Whether training for strength, endurance– or a combination of both– the benefit of adding speed, agility, and quickness drills to a fitness routine can take your game to the next level.
All athletes can benefit from improved balance, quicker feet, and a faster reaction time. Oftentimes, athletes simply train solely at practice, and maybe, add in weight lifting for added strength. Success in sports, however, relies on an athlete’s ability to move fast and change direction quickly, which is why training for agility and quickness should be the ultimate goal for an athlete’s training program.
Agility is defined as the ability to move quickly and easily, and it is what sets apart great athletes from the average. For example, Steph Curry is not the strongest basketball player, nor is he the tallest, but he moves quickly and fluidly, making it hard for his opponents to defend.
An athlete is constantly tested on his or her ability to accelerate in a target direction, as fast as they can, and then decelerate, plant, and reposition themselves to swiftly reaccelerate. By incorporating these skills regularly in practice, it becomes easier for athletes to perform them in game situations. If an athlete has strong coordination and speed, they are not only at a distinct advantage, but also less likely to be injured.
As important as it is for athletes to be training for their speed, agility, and quickness, one does not need to be a competitive athlete to receive the benefits of improved coordination and body awareness to partake in this type of training. Agility training is both challenging and engaging, which tends to make the workout more fun! This type of training is also known for using more than one muscle at a time, causing one to burn more calories during one’s workouts. Whether you are an all-star football player, a stay-at-home mom, a weekend warrior, or just starting your fitness journey, agility training should be an important part of everyone’s workout routine.

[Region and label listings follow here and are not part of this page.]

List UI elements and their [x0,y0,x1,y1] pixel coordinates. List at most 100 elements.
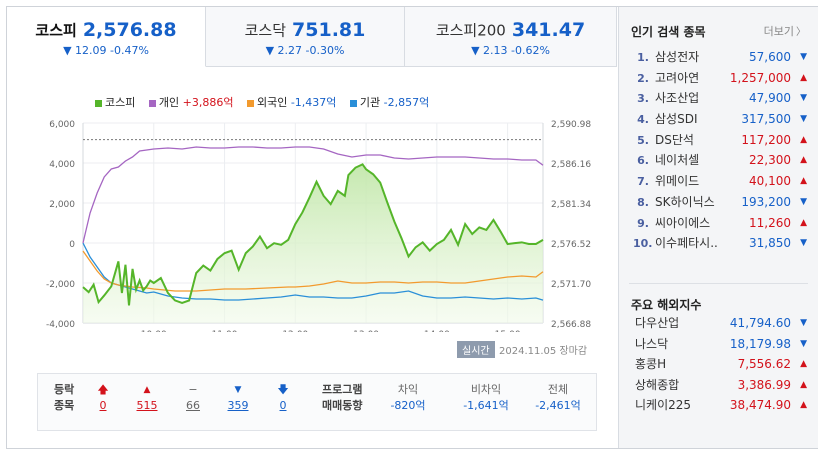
index-name[interactable]: 나스닥 [635,336,669,351]
legend-swatch [246,99,254,107]
stock-name[interactable]: 위메이드 [655,174,700,189]
down-arrow-icon: ▼ [800,52,807,62]
individual-line [82,146,544,244]
index-value: 18,179.98 [729,336,791,351]
legend-individual[interactable]: 개인 +3,886억 [148,96,234,109]
breadth-unchanged[interactable]: − 66 [173,382,213,414]
world-index-item[interactable]: 홍콩H 7,556.62 ▲ [633,354,807,375]
popular-item[interactable]: 9. 씨아이에스 11,260 ▲ [633,213,807,234]
breadth-count[interactable]: 0 [99,399,107,412]
stock-price: 1,257,000 [729,70,791,85]
popular-item[interactable]: 3. 사조산업 47,900 ▼ [633,88,807,109]
breadth-up[interactable]: ▲ 515 [127,382,167,414]
stock-name[interactable]: 네이처셀 [655,153,700,168]
down-arrow-icon: ▼ [800,196,807,207]
legend-value: +3,886억 [182,96,234,109]
down-arrow-icon: ▼ [234,385,242,395]
legend-institution[interactable]: 기관 -2,857억 [349,96,430,109]
breadth-count[interactable]: 359 [227,399,249,412]
legend-label: 기관 [359,96,381,109]
up-arrow-icon: ▲ [800,134,807,145]
legend-kospi[interactable]: 코스피 [95,96,135,109]
stock-price: 40,100 [749,174,791,189]
world-index-item[interactable]: 상해종합 3,386.99 ▲ [633,375,807,396]
up-arrow-icon: ▲ [143,385,151,395]
world-title: 주요 해외지수 [631,298,702,312]
stock-name[interactable]: 삼성전자 [655,50,700,64]
x-tick-label: 11:00 [212,330,238,332]
up-arrow-icon: ▲ [800,155,807,166]
popular-item[interactable]: 6. 네이처셀 22,300 ▲ [633,150,807,171]
popular-list: 1. 삼성전자 57,600 ▼ 2. 고려아연 1,257,000 ▲ 3. 사조산업 47,90… [633,47,807,254]
tab-kospi200[interactable]: 코스피200 341.47 ▼ 2.13 -0.62% [405,7,617,67]
rank: 8. [637,195,649,209]
program-total: 전체 -2,461억 [535,383,581,412]
index-value: 3,386.99 [737,377,791,392]
legend-swatch [148,99,156,107]
breadth-count[interactable]: 0 [279,399,287,412]
rank: 4. [637,113,649,127]
stock-name[interactable]: 삼성SDI [655,112,698,127]
upper-limit-arrow-icon: 🡅 [97,383,109,396]
popular-item[interactable]: 5. DS단석 117,200 ▲ [633,130,807,151]
breadth-count[interactable]: 515 [136,399,158,412]
intraday-chart: 6,000 2,590.98 4,000 2,586.16 2,000 2,581.34 0… [46,120,591,332]
tab-kosdaq[interactable]: 코스닥 751.81 ▼ 2.27 -0.30% [206,7,405,67]
legend-swatch [349,99,357,107]
world-index-item[interactable]: 다우산업 41,794.60 ▼ [633,313,807,334]
index-value: 7,556.62 [737,357,791,371]
popular-title: 인기 검색 종목 [631,25,706,39]
more-link[interactable]: 더보기 〉 [763,25,806,38]
stock-name[interactable]: 고려아연 [655,70,700,85]
index-value: 41,794.60 [729,316,791,330]
popular-item[interactable]: 4. 삼성SDI 317,500 ▼ [633,109,807,130]
popular-item[interactable]: 7. 위메이드 40,100 ▲ [633,171,807,192]
popular-item[interactable]: 8. SK하이닉스 193,200 ▼ [633,192,807,213]
index-name[interactable]: 다우산업 [635,316,680,330]
down-arrow-icon: ▼ [800,338,807,349]
popular-item[interactable]: 10. 이수페타시.. 31,850 ▼ [633,233,807,254]
y-left-tick-label: 2,000 [49,200,75,210]
index-name[interactable]: 홍콩H [635,357,667,371]
tab-value: 341.47 [511,19,586,41]
world-index-item[interactable]: 나스닥 18,179.98 ▼ [633,334,807,355]
legend-value: -2,857억 [383,96,430,109]
kospi-line [82,163,544,306]
y-right-tick-label: 2,571.70 [551,280,591,290]
rank: 7. [637,175,649,189]
breadth-lower-limit[interactable]: 🡇 0 [263,382,303,414]
stock-name[interactable]: DS단석 [655,132,694,147]
program-non-arbitrage: 비차익 -1,641억 [463,383,509,412]
legend-foreign[interactable]: 외국인 -1,437억 [246,96,337,109]
rank: 9. [637,216,649,230]
rank: 1. [637,51,649,64]
x-tick-label: 13:00 [353,330,379,332]
realtime-badge[interactable]: 실시간 [457,341,495,358]
breadth-down[interactable]: ▼ 359 [218,382,258,414]
tab-change: ▼ 2.27 -0.30% [265,44,345,57]
down-arrow-icon: ▼ [800,114,807,125]
world-index-list: 다우산업 41,794.60 ▼ 나스닥 18,179.98 ▼ 홍콩H 7,556.62 ▲ 상… [633,313,807,416]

Natalie grew up in Prospect, CT where she started playing sports at the young age of 4 and continued playing throughout her life, including paying softball and volleyball for both travel and high school teams. At Menlo College in California, she continued with her love of sports by playing softball at the university level. Her passion for athletics inspired her to pursue a career in sports performance and Exercise Science, completely changing her career path from her original Sports Broadcasting major. She realized she was no longer interested in reporting about athletics, but rather, she wanted to be hands-on, helping others. Natalie’s ultimate goal is to inspire others to develop a passion for health and fitness, and to assist them in reaching their goals as their best self. She has specifically developed a profound interest in agility training and assisting athletes become more explosive. Natalie is a W.I.T.-certified personal trainer. She is also a student at Central Connecticut State University, and is scheduled to graduate with a degree in Exercise Science, and a minor in Mass Media Communications. Furthermore, Natalie plans to continue her education to become a yoga instructor, so that she can also aid in the recovery of athletics.